Special Pub. Week of November 29, 2003

THE INDEPENDENTS 2003: ASRC firm gets ANWR well contract

Kay Cashman

Petroleum News

The Alaska Division of Oil and Gas has selected ASRC Energy Services as its first choice to assist it in drawing up preliminary plans for an ANWR stratigraphic test well. Anchorage-based ASRC Energy Services was one of two companies that responded to a Sept. 26 RFP from the state of Alaska for planning the well and putting a consortium together to drill it.

“We have recommended our contracting office enter into negotiations with ASRC Energy Services to negotiate a contract,” division geologist Jim Cowan told Petroleum News Oct. 24.

If a satisfactory agreement is reached, the Arctic Slope Regional Corp. subsidiary will help the division and interested industry participants put together a plan for the ANWR test well, including a cost estimate. ASRC Energy Services will also solicit technical input and commitments from individuals or organizations willing to participate in a consortium to drill the well in the winter of 2004-2005 in the eastern Beaufort Sea offshore the Arctic National Wildlife Refuge’s 1002 area.

The state said the planning project is expected to cost $50,000.

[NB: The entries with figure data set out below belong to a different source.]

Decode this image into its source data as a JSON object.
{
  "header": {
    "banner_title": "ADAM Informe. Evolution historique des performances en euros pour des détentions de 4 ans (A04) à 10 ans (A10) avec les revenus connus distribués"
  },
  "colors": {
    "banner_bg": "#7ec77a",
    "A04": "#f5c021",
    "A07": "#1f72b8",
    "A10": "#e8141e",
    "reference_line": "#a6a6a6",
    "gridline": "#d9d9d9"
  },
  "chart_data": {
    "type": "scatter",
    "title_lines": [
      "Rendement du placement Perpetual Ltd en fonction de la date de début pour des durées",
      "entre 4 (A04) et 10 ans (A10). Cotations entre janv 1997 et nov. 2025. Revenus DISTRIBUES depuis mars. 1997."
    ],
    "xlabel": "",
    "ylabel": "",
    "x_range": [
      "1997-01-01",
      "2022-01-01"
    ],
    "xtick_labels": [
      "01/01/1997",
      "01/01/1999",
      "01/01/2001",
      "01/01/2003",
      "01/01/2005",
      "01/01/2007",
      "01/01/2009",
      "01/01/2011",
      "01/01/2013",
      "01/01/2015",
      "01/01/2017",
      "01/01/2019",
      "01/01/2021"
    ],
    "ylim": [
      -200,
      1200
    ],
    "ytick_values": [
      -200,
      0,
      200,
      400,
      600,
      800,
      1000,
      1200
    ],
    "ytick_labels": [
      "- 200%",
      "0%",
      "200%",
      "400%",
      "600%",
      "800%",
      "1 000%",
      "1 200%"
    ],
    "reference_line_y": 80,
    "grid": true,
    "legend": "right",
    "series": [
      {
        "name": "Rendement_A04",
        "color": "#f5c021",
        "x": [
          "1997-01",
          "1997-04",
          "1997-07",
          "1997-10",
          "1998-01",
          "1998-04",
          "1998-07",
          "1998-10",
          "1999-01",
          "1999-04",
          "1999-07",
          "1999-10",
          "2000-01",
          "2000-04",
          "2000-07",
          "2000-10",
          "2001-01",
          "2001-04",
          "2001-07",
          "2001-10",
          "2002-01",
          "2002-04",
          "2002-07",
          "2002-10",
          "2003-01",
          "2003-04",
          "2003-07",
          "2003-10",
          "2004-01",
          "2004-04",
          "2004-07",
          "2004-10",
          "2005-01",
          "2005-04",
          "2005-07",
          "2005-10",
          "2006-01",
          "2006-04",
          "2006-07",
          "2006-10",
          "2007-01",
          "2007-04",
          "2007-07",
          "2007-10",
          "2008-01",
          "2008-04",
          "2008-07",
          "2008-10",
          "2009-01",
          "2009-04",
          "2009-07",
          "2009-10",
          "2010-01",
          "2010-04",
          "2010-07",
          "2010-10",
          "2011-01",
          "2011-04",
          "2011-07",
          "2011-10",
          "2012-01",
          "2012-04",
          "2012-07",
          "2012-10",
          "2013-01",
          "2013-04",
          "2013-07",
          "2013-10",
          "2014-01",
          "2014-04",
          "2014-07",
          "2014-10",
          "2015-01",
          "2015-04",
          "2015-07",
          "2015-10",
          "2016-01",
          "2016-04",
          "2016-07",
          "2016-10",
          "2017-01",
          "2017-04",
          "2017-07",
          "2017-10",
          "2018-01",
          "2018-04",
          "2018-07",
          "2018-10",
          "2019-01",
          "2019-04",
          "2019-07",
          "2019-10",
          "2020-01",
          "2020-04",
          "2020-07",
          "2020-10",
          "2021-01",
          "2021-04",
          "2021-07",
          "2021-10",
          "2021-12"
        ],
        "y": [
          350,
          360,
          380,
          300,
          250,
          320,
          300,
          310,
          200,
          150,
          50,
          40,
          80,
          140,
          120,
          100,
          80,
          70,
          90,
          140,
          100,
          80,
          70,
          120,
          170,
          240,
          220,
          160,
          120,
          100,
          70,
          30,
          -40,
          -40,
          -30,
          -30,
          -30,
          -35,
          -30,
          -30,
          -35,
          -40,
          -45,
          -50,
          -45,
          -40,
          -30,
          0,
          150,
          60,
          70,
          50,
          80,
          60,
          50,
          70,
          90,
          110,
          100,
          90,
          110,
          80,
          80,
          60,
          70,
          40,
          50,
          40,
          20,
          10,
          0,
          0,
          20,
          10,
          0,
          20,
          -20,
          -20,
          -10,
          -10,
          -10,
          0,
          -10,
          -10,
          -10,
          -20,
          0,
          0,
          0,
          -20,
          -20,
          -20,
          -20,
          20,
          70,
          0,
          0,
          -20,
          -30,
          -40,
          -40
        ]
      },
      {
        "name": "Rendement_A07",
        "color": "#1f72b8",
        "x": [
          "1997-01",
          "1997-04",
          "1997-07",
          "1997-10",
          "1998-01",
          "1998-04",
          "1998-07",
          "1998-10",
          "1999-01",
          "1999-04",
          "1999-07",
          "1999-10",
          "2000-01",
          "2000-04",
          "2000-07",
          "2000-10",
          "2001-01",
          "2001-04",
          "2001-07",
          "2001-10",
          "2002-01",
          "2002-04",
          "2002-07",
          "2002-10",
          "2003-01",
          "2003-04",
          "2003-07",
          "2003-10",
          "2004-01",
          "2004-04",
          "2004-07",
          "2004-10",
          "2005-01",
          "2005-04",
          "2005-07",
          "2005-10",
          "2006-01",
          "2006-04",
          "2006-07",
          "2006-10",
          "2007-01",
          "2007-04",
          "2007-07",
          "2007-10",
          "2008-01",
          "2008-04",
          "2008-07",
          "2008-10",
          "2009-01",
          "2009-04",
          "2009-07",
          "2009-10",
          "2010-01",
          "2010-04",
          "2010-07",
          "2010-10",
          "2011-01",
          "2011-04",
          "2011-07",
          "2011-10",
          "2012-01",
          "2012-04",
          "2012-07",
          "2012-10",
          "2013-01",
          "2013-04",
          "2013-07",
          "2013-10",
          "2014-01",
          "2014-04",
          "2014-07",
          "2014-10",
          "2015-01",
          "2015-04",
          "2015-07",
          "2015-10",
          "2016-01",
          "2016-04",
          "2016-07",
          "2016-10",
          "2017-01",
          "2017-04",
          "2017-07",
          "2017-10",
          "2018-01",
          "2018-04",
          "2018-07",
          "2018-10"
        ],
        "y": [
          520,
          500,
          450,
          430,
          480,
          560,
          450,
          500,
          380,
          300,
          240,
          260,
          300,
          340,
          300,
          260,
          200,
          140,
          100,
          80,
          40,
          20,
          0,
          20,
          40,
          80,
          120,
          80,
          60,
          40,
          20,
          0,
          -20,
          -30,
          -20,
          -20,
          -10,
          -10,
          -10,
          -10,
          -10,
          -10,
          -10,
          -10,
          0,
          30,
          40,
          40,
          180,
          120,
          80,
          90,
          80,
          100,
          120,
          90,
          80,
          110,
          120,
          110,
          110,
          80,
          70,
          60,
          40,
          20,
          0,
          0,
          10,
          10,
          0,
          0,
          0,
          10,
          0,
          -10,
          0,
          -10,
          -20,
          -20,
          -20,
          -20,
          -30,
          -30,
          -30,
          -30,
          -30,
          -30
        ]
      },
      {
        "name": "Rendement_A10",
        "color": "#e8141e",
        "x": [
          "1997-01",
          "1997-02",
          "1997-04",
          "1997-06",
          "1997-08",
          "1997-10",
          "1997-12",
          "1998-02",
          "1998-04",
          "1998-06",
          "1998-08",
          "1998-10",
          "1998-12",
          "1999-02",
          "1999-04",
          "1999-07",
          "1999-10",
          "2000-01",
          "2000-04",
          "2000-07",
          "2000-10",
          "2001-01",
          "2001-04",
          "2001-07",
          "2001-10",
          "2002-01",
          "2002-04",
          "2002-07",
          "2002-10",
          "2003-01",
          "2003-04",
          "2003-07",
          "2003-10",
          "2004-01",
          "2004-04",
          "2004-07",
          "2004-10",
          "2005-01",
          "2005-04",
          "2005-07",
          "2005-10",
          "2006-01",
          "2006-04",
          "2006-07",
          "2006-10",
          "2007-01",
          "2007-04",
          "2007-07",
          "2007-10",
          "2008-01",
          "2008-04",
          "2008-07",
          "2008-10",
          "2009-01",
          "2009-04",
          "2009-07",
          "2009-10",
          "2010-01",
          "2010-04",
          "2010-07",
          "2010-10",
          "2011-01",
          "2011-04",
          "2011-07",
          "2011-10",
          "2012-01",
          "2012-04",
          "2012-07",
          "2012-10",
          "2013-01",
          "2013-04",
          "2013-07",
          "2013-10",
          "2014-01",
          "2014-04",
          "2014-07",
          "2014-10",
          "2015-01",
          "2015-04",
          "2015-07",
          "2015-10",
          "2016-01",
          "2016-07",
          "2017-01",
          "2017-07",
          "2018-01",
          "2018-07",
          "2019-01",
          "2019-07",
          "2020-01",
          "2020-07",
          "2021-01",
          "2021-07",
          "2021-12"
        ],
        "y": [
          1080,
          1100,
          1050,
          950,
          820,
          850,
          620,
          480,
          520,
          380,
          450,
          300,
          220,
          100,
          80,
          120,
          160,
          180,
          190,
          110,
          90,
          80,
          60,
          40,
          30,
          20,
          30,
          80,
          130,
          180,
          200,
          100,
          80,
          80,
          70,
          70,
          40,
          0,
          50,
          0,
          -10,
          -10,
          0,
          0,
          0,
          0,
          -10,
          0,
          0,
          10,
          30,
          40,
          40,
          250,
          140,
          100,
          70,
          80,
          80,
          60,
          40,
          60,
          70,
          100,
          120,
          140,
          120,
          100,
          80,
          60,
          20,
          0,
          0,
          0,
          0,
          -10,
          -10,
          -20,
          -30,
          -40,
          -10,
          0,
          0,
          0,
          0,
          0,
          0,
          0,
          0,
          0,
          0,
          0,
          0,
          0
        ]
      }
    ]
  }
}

According to the RFP, the division is looking at well locations on unleased state submerged lands approximately 30 miles southeast of Kaktovik, Alaska, “between the state’s three-mile limit and the coastal boundary of the Arctic National Wildlife Refuge. The area of interest is offshore of the Angun oil seep near Angun Point.”

A test well drilled in the eastern Beaufort offshore ANWR could provide valuable information about the geologic potential of both the coastal plain and eastern Beaufort waters — neither of which is currently offered by the state or feds for oil and gas leasing, Alaska Division of Oil and Gas Director Mark Myers told Petroleum News Aug. 12.

“This is an area that has been under-evaluated and this … (test) well could provide the data, the catalyst for more frontier exploration,” he said.

The state is, “at present, entitled to 90 percent of the royalties that might result from any production from within the ANWR and to 27 percent of royalties paid to the federal government for production from the outer continental shelf offshore Alaska,” the RFP said.

The RFP asked for work to be completed by Jan. 5, but Cowan said that date will likely be renegotiated for a later date “sometime in the first quarter of next year.”

The well would be subject to normal permitting requirements and would likely be eligible for the state’s 40 percent exploration tax credit, division director Mark Myers said in August.